Int J Pharm 2000 Aug 10 ;203 (1-2):211-25
Sylvius Laboratory, Department of Dermatology, Leiden University Medical Center, P.O. Box 9503, 2300 RA, Leiden, The Netherlands. email@example.com
Lipid and ultrastructural characterization of reconstructed skin models
The study aimed at evaluating tissue architecture and quality of the permeability barrier in commercially available reconstructed human skin models; EpiDerm, SkinEthic and Episkin in comparison to native tissue. For this purpose, tissue architecture was examined by electron microscopy and epidermal lipid composition was analyzed by HPTLC. Stratum corneum lipid organization was investigated by electron microscopy in combination with RuO(4) post-fixation and by SAXD. Ultrastructurally, the overall tissue architecture showed high similarities with native epidermis.
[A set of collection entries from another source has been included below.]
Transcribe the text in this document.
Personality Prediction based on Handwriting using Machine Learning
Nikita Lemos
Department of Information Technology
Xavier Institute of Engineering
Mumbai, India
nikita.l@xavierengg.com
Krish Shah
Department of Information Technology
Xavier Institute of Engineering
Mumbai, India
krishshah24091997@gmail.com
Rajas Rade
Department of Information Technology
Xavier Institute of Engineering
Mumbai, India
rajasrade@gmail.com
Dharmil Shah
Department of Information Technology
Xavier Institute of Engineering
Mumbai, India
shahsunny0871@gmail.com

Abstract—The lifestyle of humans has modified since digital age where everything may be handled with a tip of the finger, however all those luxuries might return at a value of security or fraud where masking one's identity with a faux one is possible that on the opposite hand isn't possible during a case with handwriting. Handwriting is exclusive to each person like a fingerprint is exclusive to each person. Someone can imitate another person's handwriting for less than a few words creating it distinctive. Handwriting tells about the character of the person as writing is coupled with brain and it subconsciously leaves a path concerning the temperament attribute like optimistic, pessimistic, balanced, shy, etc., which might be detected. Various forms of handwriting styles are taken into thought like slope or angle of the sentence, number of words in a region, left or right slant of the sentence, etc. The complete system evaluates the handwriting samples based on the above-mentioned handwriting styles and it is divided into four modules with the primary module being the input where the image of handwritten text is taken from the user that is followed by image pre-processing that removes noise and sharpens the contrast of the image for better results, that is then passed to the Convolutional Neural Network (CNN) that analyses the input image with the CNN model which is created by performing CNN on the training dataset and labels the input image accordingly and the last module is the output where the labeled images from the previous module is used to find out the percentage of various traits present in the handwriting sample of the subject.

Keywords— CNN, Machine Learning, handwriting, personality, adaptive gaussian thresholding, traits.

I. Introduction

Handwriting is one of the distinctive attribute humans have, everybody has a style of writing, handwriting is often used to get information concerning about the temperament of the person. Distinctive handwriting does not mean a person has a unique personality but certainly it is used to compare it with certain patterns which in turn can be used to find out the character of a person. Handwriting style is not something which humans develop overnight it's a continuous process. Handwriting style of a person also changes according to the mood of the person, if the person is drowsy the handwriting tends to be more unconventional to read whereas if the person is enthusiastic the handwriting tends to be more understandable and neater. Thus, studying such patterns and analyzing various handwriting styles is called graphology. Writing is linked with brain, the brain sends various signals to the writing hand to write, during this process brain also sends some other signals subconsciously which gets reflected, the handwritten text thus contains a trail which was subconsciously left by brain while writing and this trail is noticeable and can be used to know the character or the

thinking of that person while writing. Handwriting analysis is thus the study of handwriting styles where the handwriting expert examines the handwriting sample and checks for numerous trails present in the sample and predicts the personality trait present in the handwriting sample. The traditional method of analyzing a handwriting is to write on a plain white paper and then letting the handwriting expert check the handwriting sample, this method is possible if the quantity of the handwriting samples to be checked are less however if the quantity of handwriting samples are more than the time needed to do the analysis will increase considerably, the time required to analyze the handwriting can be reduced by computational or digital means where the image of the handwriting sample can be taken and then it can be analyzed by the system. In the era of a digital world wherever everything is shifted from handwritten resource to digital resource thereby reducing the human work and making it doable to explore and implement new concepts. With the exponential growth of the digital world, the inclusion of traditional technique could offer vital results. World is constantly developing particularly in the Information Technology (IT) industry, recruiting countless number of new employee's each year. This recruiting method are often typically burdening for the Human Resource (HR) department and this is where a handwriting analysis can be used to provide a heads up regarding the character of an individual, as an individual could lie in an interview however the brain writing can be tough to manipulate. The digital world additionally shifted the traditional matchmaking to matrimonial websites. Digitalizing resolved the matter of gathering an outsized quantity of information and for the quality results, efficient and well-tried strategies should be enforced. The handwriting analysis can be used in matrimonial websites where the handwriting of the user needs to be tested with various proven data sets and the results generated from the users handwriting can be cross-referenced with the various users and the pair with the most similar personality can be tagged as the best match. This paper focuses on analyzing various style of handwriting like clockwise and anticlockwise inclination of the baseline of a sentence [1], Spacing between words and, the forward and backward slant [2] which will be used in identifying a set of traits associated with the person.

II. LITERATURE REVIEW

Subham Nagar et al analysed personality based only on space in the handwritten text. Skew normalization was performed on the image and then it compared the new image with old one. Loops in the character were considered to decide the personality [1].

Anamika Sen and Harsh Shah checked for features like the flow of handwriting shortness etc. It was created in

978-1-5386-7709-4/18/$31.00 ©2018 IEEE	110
In the stratum corneum extracellular space, lipid lamellae consisting of multiple alternating electron-dense and electron-lucent bands were present. This regular pattern was not seen throughout the whole stratum corneum probably due to the observed irregular lamellar body extrusion in some areas. Lipid analyses revealed the presence of all major epidermal lipid classes. Compared with native epidermis the content of polar ceramides 5 and 6 was lower, ceramide 7 was absent, and the content of free fatty acids was very low. These differences in lipid composition may account for differences observed in SAXD pattern of Episkin and EpiDerm penetration models. In the latter only the long-distance periodicity unit of about 12 nm was observed and the short periodicity unit was missing. In conclusion, all three skin models provide a promising means for studying the effects of topically applied chemicals, although the observed deviations in tissue homeostasis and barrier properties need to be optimized.